Enhancing self-healing properties of microcrack on aged asphalt incorporating with microcapsules encapsulating rejuvenator

Abstract

Self-healing microcapsules encapsulating asphalt rejuvenator were synthesized by in-situ polymerization. Micromorphology, chemical structure, thermal stability and salt resistance of microcapsules were characterized by Environmental scanning electron microscope (ESEM), Fourier transform infrared (FTIR), Thermogravimetric analyzer (TGA) and Electron microscope (EM). Conventional performance was studied by three major indicators (the penetration, softening point and ductility) experiments, self-healing rate was studied by ductility experiment and self-healing behavior was studied by Laser scanning confocal microscopy (LSCM), respectively. The results showed that microcapsules had regular spherical shape, rough surface, good salt resistance, and remained stable at 160 ∼ 180 °C of asphalt mixing temperature.
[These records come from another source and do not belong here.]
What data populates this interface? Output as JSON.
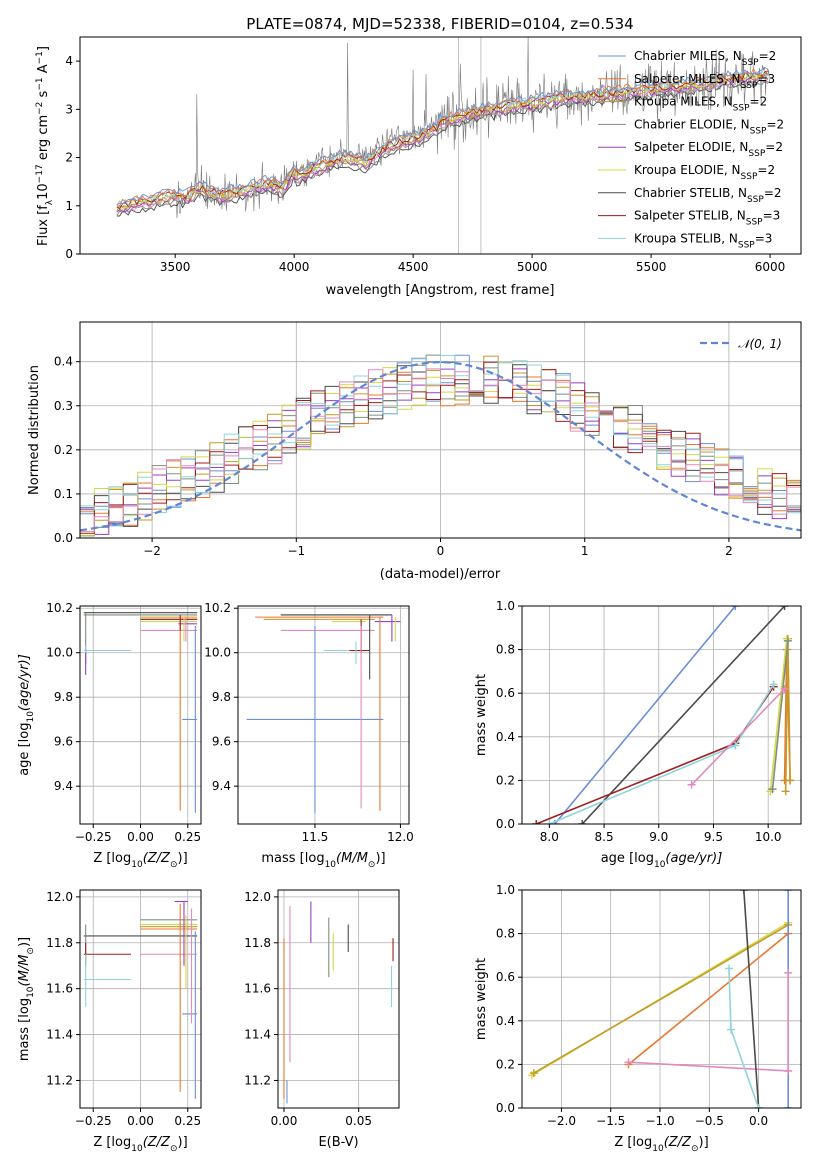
{
  "colors": [
    "#6a8fd8",
    "#e8782c",
    "#c49a2a",
    "#7f8f7f",
    "#9a3fc4",
    "#d6d84a",
    "#4b4b4b",
    "#a11d1d",
    "#8fd4dc",
    "#e28abf"
  ],
  "chart_data": [
    {
      "id": "spectrum",
      "type": "line",
      "title": "PLATE=0874, MJD=52338, FIBERID=0104, z=0.534",
      "xlabel": "wavelength [Angstrom, rest frame]",
      "ylabel_main": "Flux [f",
      "ylabel_sub": "λ",
      "ylabel_rest": "10",
      "ylabel_exp1": "−17",
      "ylabel_mid": " erg cm",
      "ylabel_exp2": "−2",
      "ylabel_mid2": " s",
      "ylabel_exp3": "−1",
      "ylabel_end": " A",
      "ylabel_exp4": "−1",
      "ylabel_close": "]",
      "xlim": [
        3100,
        6130
      ],
      "ylim": [
        0,
        4.5
      ],
      "xticks": [
        3500,
        4000,
        4500,
        5000,
        5500,
        6000
      ],
      "yticks": [
        0,
        1,
        2,
        3,
        4
      ],
      "legend_position": "top-right",
      "legend": [
        {
          "base": "Chabrier MILES, N",
          "sub": "SSP",
          "tail": "=2"
        },
        {
          "base": "Salpeter MILES, N",
          "sub": "SSP",
          "tail": "=3"
        },
        {
          "base": "Kroupa MILES, N",
          "sub": "SSP",
          "tail": "=2"
        },
        {
          "base": "Chabrier ELODIE, N",
          "sub": "SSP",
          "tail": "=2"
        },
        {
          "base": "Salpeter ELODIE, N",
          "sub": "SSP",
          "tail": "=2"
        },
        {
          "base": "Kroupa ELODIE, N",
          "sub": "SSP",
          "tail": "=2"
        },
        {
          "base": "Chabrier STELIB, N",
          "sub": "SSP",
          "tail": "=2"
        },
        {
          "base": "Salpeter STELIB, N",
          "sub": "SSP",
          "tail": "=3"
        },
        {
          "base": "Kroupa STELIB, N",
          "sub": "SSP",
          "tail": "=3"
        }
      ],
      "continuum": [
        [
          3200,
          0.85
        ],
        [
          3300,
          1.0
        ],
        [
          3400,
          1.1
        ],
        [
          3500,
          1.2
        ],
        [
          3550,
          1.15
        ],
        [
          3600,
          1.35
        ],
        [
          3650,
          1.25
        ],
        [
          3700,
          1.2
        ],
        [
          3800,
          1.3
        ],
        [
          3900,
          1.45
        ],
        [
          3950,
          1.35
        ],
        [
          4000,
          1.7
        ],
        [
          4100,
          1.9
        ],
        [
          4200,
          2.1
        ],
        [
          4300,
          2.0
        ],
        [
          4400,
          2.35
        ],
        [
          4500,
          2.5
        ],
        [
          4600,
          2.7
        ],
        [
          4700,
          2.85
        ],
        [
          4800,
          2.95
        ],
        [
          4900,
          3.05
        ],
        [
          5000,
          3.1
        ],
        [
          5100,
          3.2
        ],
        [
          5200,
          3.25
        ],
        [
          5300,
          3.3
        ],
        [
          5400,
          3.35
        ],
        [
          5500,
          3.4
        ],
        [
          5600,
          3.45
        ],
        [
          5700,
          3.5
        ],
        [
          5800,
          3.6
        ],
        [
          5900,
          3.65
        ],
        [
          6000,
          3.7
        ]
      ]
    },
    {
      "id": "residuals",
      "type": "step-histogram",
      "xlabel": "(data-model)/error",
      "ylabel": "Normed distribution",
      "xlim": [
        -2.5,
        2.5
      ],
      "ylim": [
        0,
        0.49
      ],
      "xticks": [
        -2,
        -1,
        0,
        1,
        2
      ],
      "yticks": [
        0.0,
        0.1,
        0.2,
        0.3,
        0.4
      ],
      "legend_label": "𝒩(0, 1)",
      "legend_position": "top-right"
    },
    {
      "id": "age-vs-Z",
      "type": "errorbar",
      "xlabel": "Z [log",
      "xlabel_sub": "10",
      "xlabel_tail": "(Z/Z",
      "xlabel_sub2": "⊙",
      "xlabel_end": ")]",
      "ylabel": "age  [log",
      "ylabel_sub": "10",
      "ylabel_tail": "(age/yr)]",
      "xlim": [
        -0.32,
        0.32
      ],
      "ylim": [
        9.23,
        10.21
      ],
      "xticks": [
        -0.25,
        0.0,
        0.25
      ],
      "xticklabels": [
        "−0.25",
        "0.00",
        "0.25"
      ],
      "yticks": [
        9.4,
        9.6,
        9.8,
        10.0,
        10.2
      ],
      "xerrors": [
        [
          0.22,
          0.3,
          9.7,
          0
        ],
        [
          0.0,
          0.3,
          10.15,
          1
        ],
        [
          0.0,
          0.3,
          10.16,
          2
        ],
        [
          -0.3,
          0.3,
          10.17,
          3
        ],
        [
          0.2,
          0.3,
          10.13,
          4
        ],
        [
          0.0,
          0.3,
          10.14,
          5
        ],
        [
          -0.3,
          0.3,
          10.18,
          6
        ],
        [
          0.0,
          0.3,
          10.15,
          7
        ],
        [
          -0.3,
          -0.05,
          10.01,
          8
        ],
        [
          0.0,
          0.3,
          10.1,
          9
        ]
      ],
      "yerrors": [
        [
          0.29,
          9.28,
          10.12,
          0
        ],
        [
          0.21,
          9.29,
          10.15,
          1
        ],
        [
          -0.29,
          9.95,
          10.18,
          3
        ],
        [
          0.23,
          10.05,
          10.17,
          5
        ],
        [
          -0.29,
          9.9,
          10.02,
          4
        ],
        [
          0.21,
          10.1,
          10.17,
          7
        ],
        [
          -0.29,
          10.0,
          10.03,
          8
        ],
        [
          0.24,
          10.05,
          10.16,
          9
        ]
      ]
    },
    {
      "id": "age-vs-mass",
      "type": "errorbar",
      "xlabel": "mass [log",
      "xlabel_sub": "10",
      "xlabel_tail": "(M/M",
      "xlabel_sub2": "⊙",
      "xlabel_end": ")]",
      "xlim": [
        11.05,
        12.05
      ],
      "ylim": [
        9.23,
        10.21
      ],
      "xticks": [
        11.5,
        12.0
      ],
      "xticklabels": [
        "11.5",
        "12.0"
      ],
      "yticks": [
        9.4,
        9.6,
        9.8,
        10.0,
        10.2
      ],
      "xerrors": [
        [
          11.1,
          11.9,
          9.7,
          0
        ],
        [
          11.15,
          11.9,
          10.16,
          1
        ],
        [
          11.2,
          11.85,
          10.15,
          2
        ],
        [
          11.3,
          11.95,
          10.17,
          3
        ],
        [
          11.85,
          12.0,
          10.14,
          4
        ],
        [
          11.6,
          11.8,
          10.14,
          5
        ],
        [
          11.3,
          11.95,
          10.17,
          6
        ],
        [
          11.7,
          11.82,
          10.01,
          7
        ],
        [
          11.55,
          11.7,
          10.01,
          8
        ],
        [
          11.3,
          11.85,
          10.1,
          9
        ]
      ],
      "yerrors": [
        [
          11.5,
          9.28,
          10.12,
          0
        ],
        [
          11.88,
          9.29,
          10.16,
          1
        ],
        [
          11.82,
          9.88,
          10.17,
          6
        ],
        [
          11.77,
          10.0,
          10.15,
          7
        ],
        [
          11.95,
          10.05,
          10.17,
          4
        ],
        [
          11.74,
          9.95,
          10.05,
          8
        ],
        [
          11.77,
          9.3,
          10.12,
          9
        ],
        [
          11.97,
          10.05,
          10.16,
          5
        ]
      ]
    },
    {
      "id": "mw-vs-age",
      "type": "line",
      "xlabel": "age  [log",
      "xlabel_sub": "10",
      "xlabel_tail": "(age/yr)]",
      "ylabel": "mass weight",
      "xlim": [
        7.75,
        10.3
      ],
      "ylim": [
        0,
        1.0
      ],
      "xticks": [
        8.0,
        8.5,
        9.0,
        9.5,
        10.0
      ],
      "xticklabels": [
        "8.0",
        "8.5",
        "9.0",
        "9.5",
        "10.0"
      ],
      "yticks": [
        0.0,
        0.2,
        0.4,
        0.6,
        0.8,
        1.0
      ],
      "yticklabels": [
        "0.0",
        "0.2",
        "0.4",
        "0.6",
        "0.8",
        "1.0"
      ],
      "series": [
        {
          "c": 0,
          "x": [
            8.05,
            9.7
          ],
          "y": [
            0.0,
            1.0
          ]
        },
        {
          "c": 6,
          "x": [
            8.3,
            10.15
          ],
          "y": [
            0.0,
            1.0
          ]
        },
        {
          "c": 1,
          "x": [
            10.15,
            10.17,
            10.2
          ],
          "y": [
            0.2,
            0.8,
            0.2
          ]
        },
        {
          "c": 2,
          "x": [
            10.16,
            10.18,
            10.2
          ],
          "y": [
            0.15,
            0.85,
            0.2
          ]
        },
        {
          "c": 5,
          "x": [
            10.02,
            10.17
          ],
          "y": [
            0.15,
            0.85
          ]
        },
        {
          "c": 3,
          "x": [
            10.04,
            10.18
          ],
          "y": [
            0.16,
            0.84
          ]
        },
        {
          "c": 7,
          "x": [
            7.88,
            9.7,
            10.05
          ],
          "y": [
            0.0,
            0.37,
            0.63
          ]
        },
        {
          "c": 8,
          "x": [
            8.0,
            9.7,
            10.05
          ],
          "y": [
            0.0,
            0.36,
            0.64
          ]
        },
        {
          "c": 9,
          "x": [
            9.3,
            10.15
          ],
          "y": [
            0.18,
            0.62
          ]
        }
      ]
    },
    {
      "id": "mass-vs-Z",
      "type": "errorbar",
      "xlabel": "Z [log",
      "xlabel_sub": "10",
      "xlabel_tail": "(Z/Z",
      "xlabel_sub2": "⊙",
      "xlabel_end": ")]",
      "ylabel": "mass [log",
      "ylabel_sub": "10",
      "ylabel_tail": "(M/M",
      "ylabel_sub2": "⊙",
      "ylabel_end": ")]",
      "xlim": [
        -0.32,
        0.32
      ],
      "ylim": [
        11.08,
        12.03
      ],
      "xticks": [
        -0.25,
        0.0,
        0.25
      ],
      "xticklabels": [
        "−0.25",
        "0.00",
        "0.25"
      ],
      "yticks": [
        11.2,
        11.4,
        11.6,
        11.8,
        12.0
      ],
      "xerrors": [
        [
          0.22,
          0.3,
          11.49,
          0
        ],
        [
          0.0,
          0.3,
          11.86,
          1
        ],
        [
          0.0,
          0.3,
          11.87,
          2
        ],
        [
          0.0,
          0.3,
          11.9,
          3
        ],
        [
          0.18,
          0.25,
          11.98,
          4
        ],
        [
          0.0,
          0.3,
          11.88,
          5
        ],
        [
          -0.3,
          0.3,
          11.83,
          6
        ],
        [
          -0.3,
          -0.05,
          11.75,
          7
        ],
        [
          -0.3,
          -0.05,
          11.64,
          8
        ],
        [
          0.0,
          0.3,
          11.75,
          9
        ]
      ],
      "yerrors": [
        [
          0.29,
          11.12,
          11.85,
          0
        ],
        [
          0.21,
          11.15,
          11.97,
          1
        ],
        [
          -0.29,
          11.75,
          11.88,
          3
        ],
        [
          -0.29,
          11.7,
          11.8,
          7
        ],
        [
          0.23,
          11.7,
          11.98,
          4
        ],
        [
          -0.29,
          11.52,
          11.75,
          8
        ],
        [
          0.24,
          11.6,
          11.92,
          5
        ],
        [
          0.27,
          11.45,
          11.95,
          9
        ]
      ]
    },
    {
      "id": "mass-vs-EBV",
      "type": "errorbar",
      "xlabel": "E(B-V)",
      "xlim": [
        -0.004,
        0.077
      ],
      "ylim": [
        11.08,
        12.03
      ],
      "xticks": [
        0.0,
        0.05
      ],
      "xticklabels": [
        "0.00",
        "0.05"
      ],
      "yticks": [
        11.2,
        11.4,
        11.6,
        11.8,
        12.0
      ],
      "yerrors": [
        [
          0.0,
          11.12,
          11.82,
          1
        ],
        [
          0.004,
          11.28,
          11.96,
          9
        ],
        [
          0.018,
          11.8,
          11.98,
          4
        ],
        [
          0.03,
          11.65,
          11.91,
          3
        ],
        [
          0.033,
          11.68,
          11.84,
          5
        ],
        [
          0.043,
          11.76,
          11.88,
          6
        ],
        [
          0.073,
          11.72,
          11.82,
          7
        ],
        [
          0.072,
          11.52,
          11.7,
          8
        ],
        [
          0.002,
          11.1,
          11.2,
          0
        ]
      ]
    },
    {
      "id": "mw-vs-Z",
      "type": "line",
      "xlabel": "Z [log",
      "xlabel_sub": "10",
      "xlabel_tail": "(Z/Z",
      "xlabel_sub2": "⊙",
      "xlabel_end": ")]",
      "ylabel": "mass weight",
      "xlim": [
        -2.4,
        0.43
      ],
      "ylim": [
        0,
        1.0
      ],
      "xticks": [
        -2.0,
        -1.5,
        -1.0,
        -0.5,
        0.0
      ],
      "xticklabels": [
        "−2.0",
        "−1.5",
        "−1.0",
        "−0.5",
        "0.0"
      ],
      "yticks": [
        0.0,
        0.2,
        0.4,
        0.6,
        0.8,
        1.0
      ],
      "yticklabels": [
        "0.0",
        "0.2",
        "0.4",
        "0.6",
        "0.8",
        "1.0"
      ],
      "series": [
        {
          "c": 5,
          "x": [
            -2.3,
            0.3
          ],
          "y": [
            0.15,
            0.85
          ]
        },
        {
          "c": 2,
          "x": [
            -2.28,
            0.3
          ],
          "y": [
            0.16,
            0.84
          ]
        },
        {
          "c": 1,
          "x": [
            -1.32,
            0.3
          ],
          "y": [
            0.2,
            0.8
          ]
        },
        {
          "c": 9,
          "x": [
            -1.32,
            0.3
          ],
          "y": [
            0.21,
            0.17
          ]
        },
        {
          "c": 6,
          "x": [
            -0.15,
            0.0
          ],
          "y": [
            1.0,
            0.0
          ]
        },
        {
          "c": 8,
          "x": [
            -0.3,
            -0.28,
            0.0
          ],
          "y": [
            0.64,
            0.36,
            0.0
          ]
        },
        {
          "c": 0,
          "x": [
            0.3,
            0.3
          ],
          "y": [
            0.0,
            1.0
          ]
        },
        {
          "c": 9,
          "x": [
            0.3,
            0.3
          ],
          "y": [
            0.62,
            0.17
          ]
        }
      ]
    }
  ]
}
With the increase of microcapsule content, the conventional performance of aged asphalt would be improved. For neat asphalt, the maximum self-healing rate was 75.6% when microcapsule content was 3 wt%. For Rotated thin film oven test (RTFOT) asphalt, the maximum self-healing rate was 69.0% when microcapsule content was 2 wt%. For Pressure aging vessel (PAV) asphalt, the maximum self-healing rate was 64.0% when microcapsule content was 4 wt%. The self-healing time of microcrack on neat asphalt, RTFOT asphalt and PAV asphalt was 50 min, 70 min and more than 70 min, respectively. Asphalt rejuvenator in microcapsules had high fluidity, and released rejuvenator could quickly fill the microcrack, then promote the diffusion of asphalt molecules toward microcrack and winding, thus repairing the microcrack. The surface of aged asphalt had many folds and hindered the diffusion of rejuvenator on the microcrack. The aged asphalt increased the time for rejuvenator to accelerate the diffusion rate of asphalt molecules.